W kilka dni potem przechodził tamtędy nocą Domino. Już na kilkaset kroków poczuł woń krwi kurzej i zaczął zbliżać się do tego miejsca, narazie z wielką ostrożnością, czołgając się powolnie po ziemi. Z rozchylonemi nozdrzami i czujnemi zmysłami szedł pod wiatr. Zapach kury stawał się coraz bardziej wyraźnym. Nie był z nim zmieszany ani zapach żelaza, ani śladów ludzkich, ale tylko ostry zapach dymu czy kopciu dolatywał chwilami, a dym mógł pochodzić tylko od człowieka. Domino zastanowił się, ale po chwili wiatr się zmienił i zapach dymu znikł, pozostał zaś tylko nęcący zapach ciała kurczęcia i napełniał go nieodpartem pożądaniem. Postąpił trzy kroki naprzód.
Drżyj, teraz, stróżu dzikich zwierząt, drżyj o los jego!
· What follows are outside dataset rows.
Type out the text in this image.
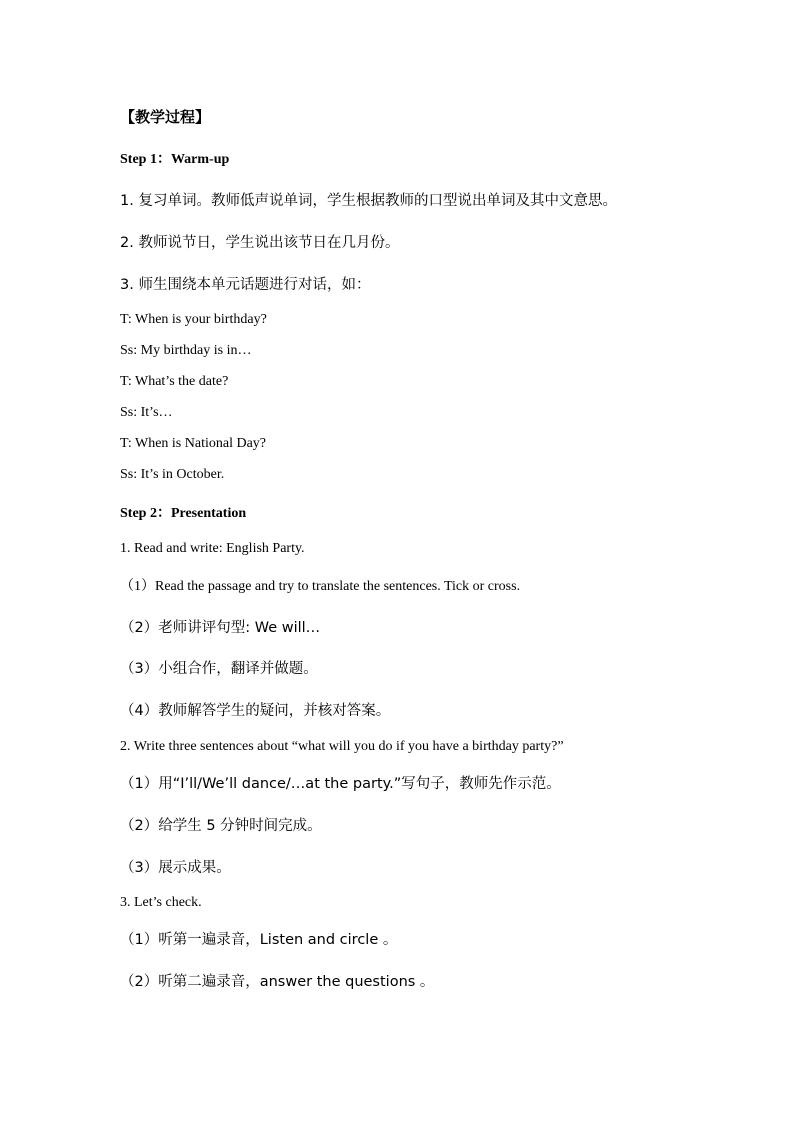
【教学过程】

Step 1：Warm-up

1. 复习单词。教师低声说单词，学生根据教师的口型说出单词及其中文意思。

2. 教师说节日，学生说出该节日在几月份。

3. 师生围绕本单元话题进行对话，如：

T: When is your birthday?

Ss: My birthday is in…

T: What’s the date?

Ss: It’s…

T: When is National Day?

Ss: It’s in October.

Step 2：Presentation

1. Read and write: English Party.

（1）Read the passage and try to translate the sentences. Tick or cross.

（2）老师讲评句型: We will…

（3）小组合作，翻译并做题。

（4）教师解答学生的疑问，并核对答案。

2. Write three sentences about “what will you do if you have a birthday party?”

（1）用“I’ll/We’ll dance/…at the party.”写句子，教师先作示范。

（2）给学生 5 分钟时间完成。

（3）展示成果。

3. Let’s check.

（1）听第一遍录音，Listen and circle 。

（2）听第二遍录音，answer the questions 。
Domino wyciągnął nos i węszył przenikliwie. Nie, napewno nie było tu woni ludzkiej, to było czekające na niego pożywienie, którego tak bardzo potrzebował, pożywienie, które niejednokrotnie przynosił szczęśliwy do domu. Ale znowu doleciał go ostrzegawczy zapach dymu i odszedł instynktownie na bok. Ale po chwili zawrócił i stawiając wolniutko swe kształtne nogi na zdradzieckiej, napozór nietkniętej ziemi, szedł do upragnionego celu. Wtem... trzask... i Srebrny lis był więźniem, ale nie za futro na karku jak poprzednim razem, lecz za łapę. Teraz naprawdę był złapany.
Napróżno ciągnął łapę i prostował się, napróżno usiłował zębami rozerwać nienawistne żelazo. Mocne szczęki trzymały go, wrzynały się w ciało i wszelkie jego wysiłki osiągały wręcz przeciwny skutek, wpijając żelazo coraz głębiej. Godzina za godziną upływały na beznadziejnych, osłabiających próbach. Cały dzień następny przeleżał uwięziony, drżąc na całem ciele, prawie bezwładny, a gdy poczuł odrobinę sił, rzucał się wściekły na zimne nieugięte żelazo, tarł zębami drzewce, do którego było przymocowane. I tak przeżył dzień, robiąc wciąż nowe wysiłki, oczekując nadejścia jakiejś żywej istoty, obawiając się zarazem tej żywej istoty, spodziewając się śmierci, i bojąc się jej i znowu chcąc jej...
I znowu nadeszła noc.
O obrońco dzikiej zwierzyny, przybądź, pomóż! Po co te męki i nieskończone konanie?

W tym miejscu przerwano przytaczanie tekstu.